Pay special attention to:
- Biological Crust (it’s everywhere, and it’s delicate! Educate yourself about how to recognize it, and don’t step on it.)
- Potholes (even if completely dry, there are often living creatures lying dormant in the dirt at the bottom, awaiting the next rainstorm. Please don’t disturb them.)
Courtesy Moab Trail Mix
Do Unto Others…
- Respect other visitors and protect the quality of their experience.
- Be courteous. Yield to other users on the trail.
- Special Note for E-bikes:
- All e-bikes are considered motorized vehicles. Many of the singletrack trails in Moab were built utilizing state funding sources which specify that the resulting trails be used specifically for non-motorized recreation. E-bikes may not be used on Moab area trails marked as non-motorized. E-bikes are welcome on the many motorized trails available.
- While riding an e-bike, yield to all non-motorized riders, hikers and equestrians you encounter.
- Always yield to equestrians by stepping to the downhill side of the trail when you encounter them.
- Let nature's sounds and silence prevail. Avoid loud voices and noises.
Deal With It (Don’t Leave It for Others to Deal With)
- Pack it in, pack it out. Inspect your campsite and rest areas for trash or spilled foods. Pack out all trash, leftover food and litter.
- Deposit solid human waste in cat-holes dug 6 to 8 inches deep, at least 200 feet from water, camp and trails. Cover and disguise the cat-hole when finished or better yet, bring a portable toilet/wag bag.
- Pack out toilet paper and hygiene products.
- To wash yourself or your dishes, carry water 200 feet away from streams or lakes and use small amounts of biodegradable soap. Scatter strained dishwater.
- Don’t wash your hair in a stream.
Find the Least Destructive Path
- Stay on the trail.
- Restrict travel to durable surfaces including established trails and campsites, rock, gravel or sand, dry grasses or snow.
- Protect riparian areas by camping at least 200 feet from lakes and streams.
- Good campsites are found, not made. Altering a site is not necessary.
In popular areas:
- Restrict use to existing trails and campsites.
- Walk single file in the middle of the trail, even when wet or muddy.
- Keep campsites small. Focus activity in areas where vegetation is absent.
In pristine areas:
- Disperse use to prevent the creation of campsites and trails, sweep out tracks where possible near roads or existing trails.

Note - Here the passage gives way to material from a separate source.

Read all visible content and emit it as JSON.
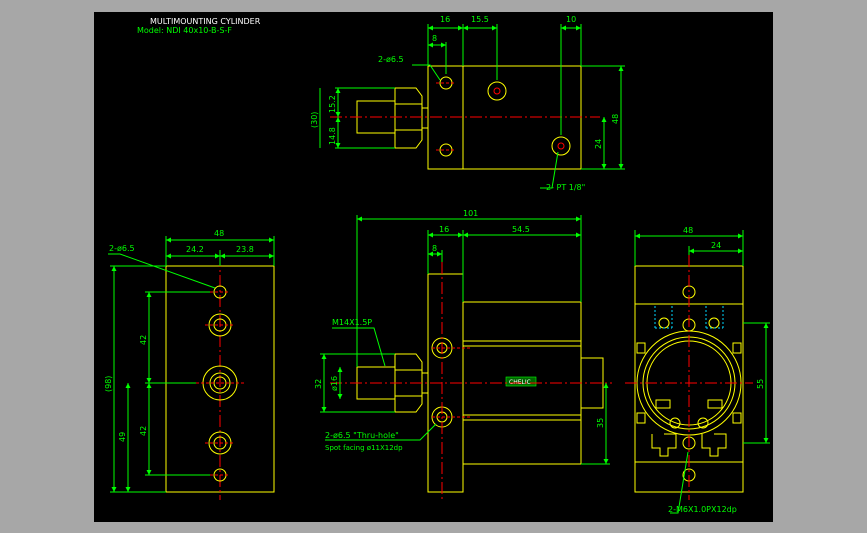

- Avoid places where impacts are just beginning.
Use Fire Sparingly, And Wisely
- Campfires can cause lasting impacts to the backcountry. Heed all fire restrictions and don’t start a campfire in windy conditions.
- Use a lightweight stove for cooking and enjoy a candle or lantern for light.
- Where fires are permitted, use established fire rings, fire pans, or mound fires, and bring your own wood – do not collect deadwood.
- Keep fires small. Only use sticks from the ground that can be broken by hand.
- Burn all wood and coals to ash, put out campfires completely, then carry ashes out with your trash.
- Dead looking trees are an important part of the desert ecosystem. Leave it alone – do not collect for firewood.